1) A horizontal green line that represents a uniform distribution.

2) A sample drawn from this distribution. The sample size is read in the "Nb Points" display and may be adjusted with the "Nb Points" buttons. A new sample is drawn for each new sample size.

3) The histogram (yellow) of the sample. the number of bins is read in the "Nb Bins" display. You may change the number of bins with th "Nb Bins" buttons.

You may change the shape of the density function . Click several times inside the frame, either above or below the green line. For every click, a new sample is drawn, and its histogram is built.

Animation

Build a density function, select a sample size and a number of bins, and click on "Go". A series of samples are drawn from the same density, and for each sample, the corresponding histogram is displayed.

In the "Pause" mode, click on "Step" to draw new samples.

The purpose of this animation is to illustrate the "bias-variance dilemma" issue.

1) Keep the sample size fixed, and change the number of bins (this can be done while the animation is running).

• When the number of bins is increased (and therefore, when they are made narrower), the positions of the observations are identified more and more accurately. The histogram then gives a reasonably faithful image of the sample, to the expense of the faithfulness of the representation of the density itself. In addition, the histogram becomes very unstable: its shape varies considerably from one sample to the next.
If the number of bins is further increased, gaps will appear between bins, even though the density is continuous.
In extreme situations, there will be at most one observation in each bin. The histogram is then nothing more than a useless representation of the sample.

It is said that increasing the number of bins increases the variance of the histogram.

• When there are too few bins (and therefore when their width is too large), substantial variations in the positions of the observations will not change the number of observations in each bin. The histogram then becomes more stable. Unfortunately, this also means that densities with the same global shape but different smaller scale structures will produce histograms with essentially the same shape: the low resolution image of the density is correct, but fine details are lost because the image of the density is smoothed out.

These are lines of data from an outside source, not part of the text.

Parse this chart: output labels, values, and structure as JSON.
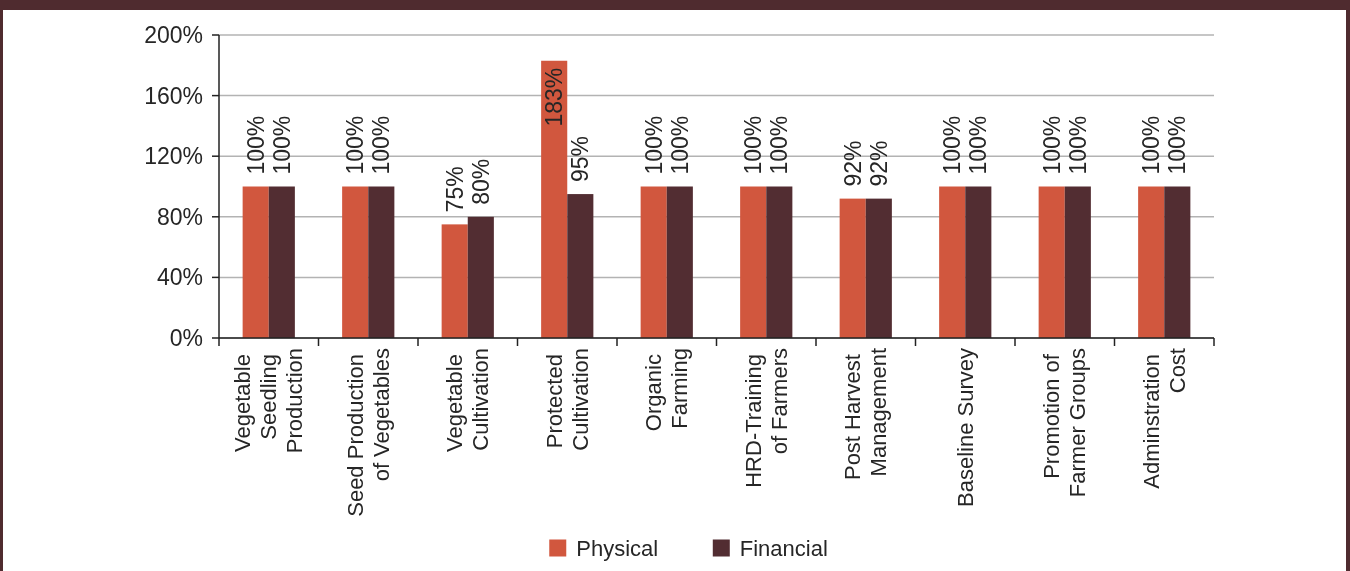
{
  "chart_data": {
    "type": "bar",
    "categories": [
      "Vegetable\nSeedling\nProduction",
      "Seed Production\nof Vegetables",
      "Vegetable\nCultivation",
      "Protected\nCultivation",
      "Organic\nFarming",
      "HRD-Training\nof Farmers",
      "Post Harvest\nManagement",
      "Baseline Survey",
      "Promotion of\nFarmer Groups",
      "Adminstration\nCost"
    ],
    "series": [
      {
        "name": "Physical",
        "color": "#d1573e",
        "values": [
          100,
          100,
          75,
          183,
          100,
          100,
          92,
          100,
          100,
          100
        ],
        "value_labels": [
          "100%",
          "100%",
          "75%",
          "183%",
          "100%",
          "100%",
          "92%",
          "100%",
          "100%",
          "100%"
        ]
      },
      {
        "name": "Financial",
        "color": "#522d32",
        "values": [
          100,
          100,
          80,
          95,
          100,
          100,
          92,
          100,
          100,
          100
        ],
        "value_labels": [
          "100%",
          "100%",
          "80%",
          "95%",
          "100%",
          "100%",
          "92%",
          "100%",
          "100%",
          "100%"
        ]
      }
    ],
    "ylim": [
      0,
      200
    ],
    "yticks": [
      {
        "value": 0,
        "label": "0%"
      },
      {
        "value": 40,
        "label": "40%"
      },
      {
        "value": 80,
        "label": "80%"
      },
      {
        "value": 120,
        "label": "120%"
      },
      {
        "value": 160,
        "label": "160%"
      },
      {
        "value": 200,
        "label": "200%"
      }
    ],
    "grid": "y",
    "legend": "bottom"
  }
}
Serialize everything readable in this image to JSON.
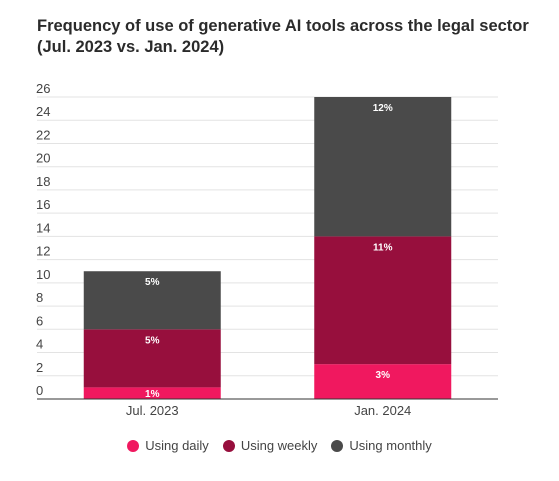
{
  "title_line1": "Frequency of use of generative AI tools across the legal sector",
  "title_line2": "(Jul. 2023 vs. Jan. 2024)",
  "chart_data": {
    "type": "bar",
    "stacked": true,
    "categories": [
      "Jul. 2023",
      "Jan. 2024"
    ],
    "series": [
      {
        "name": "Using daily",
        "values": [
          1,
          3
        ],
        "labels": [
          "1%",
          "3%"
        ],
        "color": "#f0185f"
      },
      {
        "name": "Using weekly",
        "values": [
          5,
          11
        ],
        "labels": [
          "5%",
          "11%"
        ],
        "color": "#970f3d"
      },
      {
        "name": "Using monthly",
        "values": [
          5,
          12
        ],
        "labels": [
          "5%",
          "12%"
        ],
        "color": "#4a4a4a"
      }
    ],
    "yticks": [
      0,
      2,
      4,
      6,
      8,
      10,
      12,
      14,
      16,
      18,
      20,
      22,
      24,
      26
    ],
    "ylim": [
      0,
      26
    ],
    "grid": true,
    "legend": "bottom"
  }
}
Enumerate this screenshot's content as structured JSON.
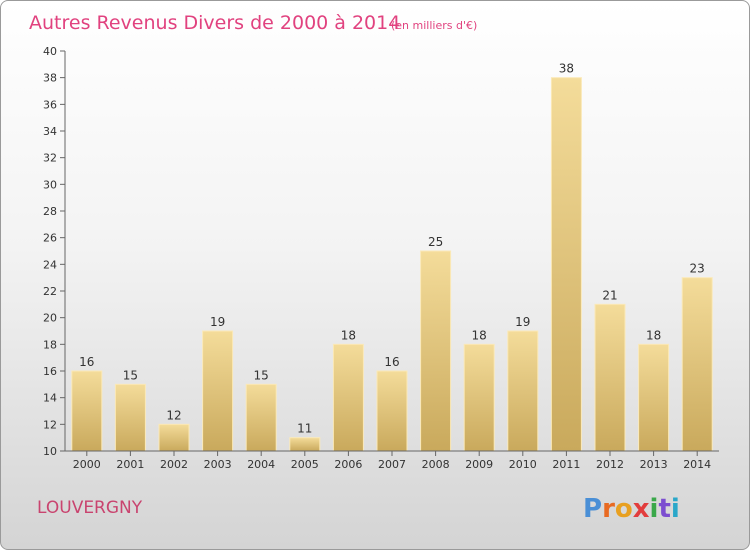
{
  "chart_data": {
    "type": "bar",
    "title": "Autres Revenus Divers de 2000 à 2014",
    "subtitle": "(en milliers d'€)",
    "categories": [
      "2000",
      "2001",
      "2002",
      "2003",
      "2004",
      "2005",
      "2006",
      "2007",
      "2008",
      "2009",
      "2010",
      "2011",
      "2012",
      "2013",
      "2014"
    ],
    "values": [
      16,
      15,
      12,
      19,
      15,
      11,
      18,
      16,
      25,
      18,
      19,
      38,
      21,
      18,
      23
    ],
    "ylim": [
      10,
      40
    ],
    "yticks": [
      10,
      12,
      14,
      16,
      18,
      20,
      22,
      24,
      26,
      28,
      30,
      32,
      34,
      36,
      38,
      40
    ],
    "grid": false,
    "bar_color": "#e6c97c"
  },
  "footer": {
    "city": "LOUVERGNY",
    "logo_text": "Proxiti"
  },
  "colors": {
    "title": "#e1427f",
    "city": "#c9446f",
    "logo_letters": [
      "#4a8fd6",
      "#e86a22",
      "#e8a020",
      "#e23d3d",
      "#3aa84a",
      "#7c4ed0",
      "#2aa7c9"
    ]
  }
}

It is said that increasing the width of the bins increases the bias of the histogram.

So there has to be an "optimal" bin width that reaches a reasonable trade-off between:

• A stable, and therefore credible low resolution image of the density,
• And a more detailed, but also less stable, and therefore less credible image of this density.

Unfortunately, there is no clear-cut definition of what "optimal" means. Several definitions may be imagined, for example based on the Kullback-Leibler distance, but none has an absolutely compelling status. At any rate, the practitioner pays little heed to such criteria, as their efficiency depends on the actual shape of the density, which is of course unknown in practice.

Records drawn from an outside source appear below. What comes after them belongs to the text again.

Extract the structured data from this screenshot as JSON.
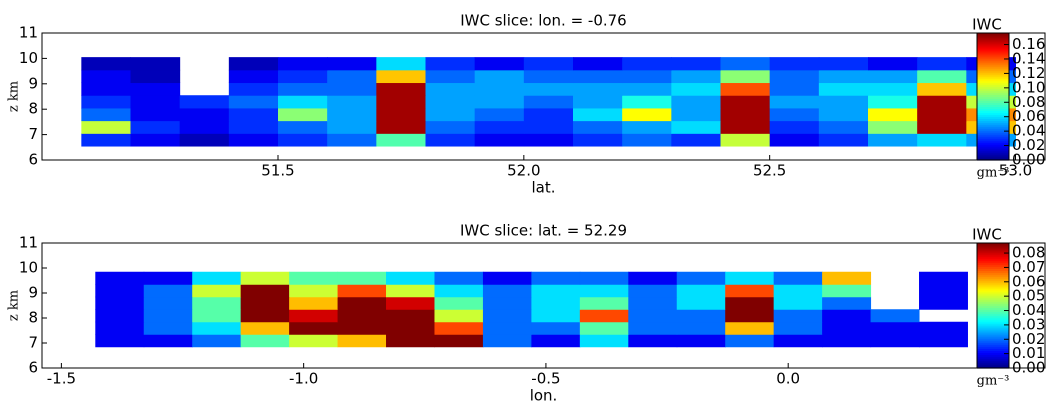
{
  "chart_data": [
    {
      "type": "heatmap",
      "title": "IWC slice: lon. = -0.76",
      "xlabel": "lat.",
      "ylabel": "z km",
      "xlim": [
        51.02,
        53.06
      ],
      "ylim": [
        6,
        11
      ],
      "xticks": [
        51.5,
        {
          "value": 52.0,
          "label": "52.0"
        },
        52.5,
        {
          "value": 53.0,
          "label": "53.0"
        }
      ],
      "yticks": [
        6,
        7,
        8,
        9,
        10,
        11
      ],
      "x": [
        51.15,
        51.25,
        51.35,
        51.45,
        51.55,
        51.65,
        51.75,
        51.85,
        51.95,
        52.05,
        52.15,
        52.25,
        52.35,
        52.45,
        52.55,
        52.65,
        52.75,
        52.85,
        52.95
      ],
      "y": [
        6.8,
        7.3,
        7.8,
        8.3,
        8.8,
        9.3,
        9.8
      ],
      "z": [
        [
          0.03,
          0.02,
          0.01,
          0.02,
          0.03,
          0.04,
          0.08,
          0.03,
          0.02,
          0.02,
          0.03,
          0.04,
          0.03,
          0.1,
          0.02,
          0.03,
          0.05,
          0.06,
          0.05
        ],
        [
          0.1,
          0.03,
          0.02,
          0.03,
          0.04,
          0.05,
          0.17,
          0.04,
          0.03,
          0.03,
          0.04,
          0.05,
          0.06,
          0.17,
          0.03,
          0.04,
          0.09,
          0.17,
          0.12
        ],
        [
          0.04,
          0.02,
          0.02,
          0.03,
          0.09,
          0.05,
          0.17,
          0.05,
          0.04,
          0.03,
          0.06,
          0.11,
          0.05,
          0.17,
          0.04,
          0.05,
          0.11,
          0.17,
          0.13
        ],
        [
          0.03,
          0.02,
          0.03,
          0.04,
          0.06,
          0.05,
          0.17,
          0.05,
          0.05,
          0.04,
          0.05,
          0.07,
          0.05,
          0.17,
          0.05,
          0.05,
          0.07,
          0.17,
          0.1
        ],
        [
          0.02,
          0.02,
          null,
          0.03,
          0.04,
          0.04,
          0.17,
          0.05,
          0.05,
          0.05,
          0.05,
          0.05,
          0.06,
          0.14,
          0.04,
          0.06,
          0.06,
          0.12,
          0.06
        ],
        [
          0.02,
          0.01,
          null,
          0.02,
          0.03,
          0.04,
          0.12,
          0.04,
          0.05,
          0.04,
          0.04,
          0.04,
          0.05,
          0.09,
          0.04,
          0.05,
          0.05,
          0.08,
          0.04
        ],
        [
          0.01,
          0.01,
          null,
          0.01,
          0.02,
          0.02,
          0.06,
          0.03,
          0.02,
          0.03,
          0.02,
          0.03,
          0.03,
          0.04,
          0.03,
          0.03,
          0.02,
          0.03,
          0.02
        ]
      ],
      "colorbar": {
        "label": "IWC",
        "unit": "gm⁻³",
        "lim": [
          0,
          0.176
        ],
        "ticks": [
          {
            "value": 0,
            "label": "0.00"
          },
          {
            "value": 0.02,
            "label": "0.02"
          },
          {
            "value": 0.04,
            "label": "0.04"
          },
          {
            "value": 0.06,
            "label": "0.06"
          },
          {
            "value": 0.08,
            "label": "0.08"
          },
          {
            "value": 0.1,
            "label": "0.10"
          },
          {
            "value": 0.12,
            "label": "0.12"
          },
          {
            "value": 0.14,
            "label": "0.14"
          },
          {
            "value": 0.16,
            "label": "0.16"
          }
        ]
      }
    },
    {
      "type": "heatmap",
      "title": "IWC slice: lat. = 52.29",
      "xlabel": "lon.",
      "ylabel": "z km",
      "xlim": [
        -1.54,
        0.53
      ],
      "ylim": [
        6,
        11
      ],
      "xticks": [
        -1.5,
        {
          "value": -1.0,
          "label": "-1.0"
        },
        -0.5,
        {
          "value": 0.0,
          "label": "0.0"
        }
      ],
      "yticks": [
        6,
        7,
        8,
        9,
        10,
        11
      ],
      "x": [
        -1.38,
        -1.28,
        -1.18,
        -1.08,
        -0.98,
        -0.88,
        -0.78,
        -0.68,
        -0.58,
        -0.48,
        -0.38,
        -0.28,
        -0.18,
        -0.08,
        0.02,
        0.12,
        0.22,
        0.32
      ],
      "y": [
        7.1,
        7.6,
        8.1,
        8.6,
        9.1,
        9.6
      ],
      "z": [
        [
          0.01,
          0.01,
          0.02,
          0.04,
          0.05,
          0.06,
          0.09,
          0.09,
          0.02,
          0.01,
          0.03,
          0.01,
          0.01,
          0.02,
          0.01,
          0.01,
          0.01,
          0.01
        ],
        [
          0.01,
          0.02,
          0.03,
          0.06,
          0.09,
          0.09,
          0.09,
          0.07,
          0.02,
          0.02,
          0.04,
          0.02,
          0.02,
          0.06,
          0.02,
          0.01,
          0.01,
          0.01
        ],
        [
          0.01,
          0.02,
          0.04,
          0.09,
          0.08,
          0.09,
          0.09,
          0.05,
          0.02,
          0.03,
          0.07,
          0.02,
          0.02,
          0.09,
          0.02,
          0.01,
          0.02,
          null
        ],
        [
          0.01,
          0.02,
          0.04,
          0.09,
          0.06,
          0.09,
          0.08,
          0.04,
          0.02,
          0.03,
          0.04,
          0.02,
          0.03,
          0.09,
          0.03,
          0.02,
          null,
          0.01
        ],
        [
          0.01,
          0.02,
          0.05,
          0.09,
          0.05,
          0.07,
          0.05,
          0.03,
          0.02,
          0.03,
          0.03,
          0.02,
          0.03,
          0.07,
          0.03,
          0.04,
          null,
          0.01
        ],
        [
          0.01,
          0.01,
          0.03,
          0.05,
          0.04,
          0.04,
          0.03,
          0.02,
          0.01,
          0.02,
          0.02,
          0.01,
          0.02,
          0.03,
          0.02,
          0.06,
          null,
          0.01
        ]
      ],
      "colorbar": {
        "label": "IWC",
        "unit": "gm⁻³",
        "lim": [
          0,
          0.087
        ],
        "ticks": [
          {
            "value": 0,
            "label": "0.00"
          },
          {
            "value": 0.01,
            "label": "0.01"
          },
          {
            "value": 0.02,
            "label": "0.02"
          },
          {
            "value": 0.03,
            "label": "0.03"
          },
          {
            "value": 0.04,
            "label": "0.04"
          },
          {
            "value": 0.05,
            "label": "0.05"
          },
          {
            "value": 0.06,
            "label": "0.06"
          },
          {
            "value": 0.07,
            "label": "0.07"
          },
          {
            "value": 0.08,
            "label": "0.08"
          }
        ]
      }
    }
  ]
}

2) For a given bin width, change the number of points (this can be done while the animation is running). Note that the stability of the histogram gets better when the number of points gets larger. For a given level of stability (and therefore, of credibility), it then becomes  possible to reduce the bin width, and therefore improve the "sharpness" of the image of the density. The "optimal" bin width gets smaller when samples become larger.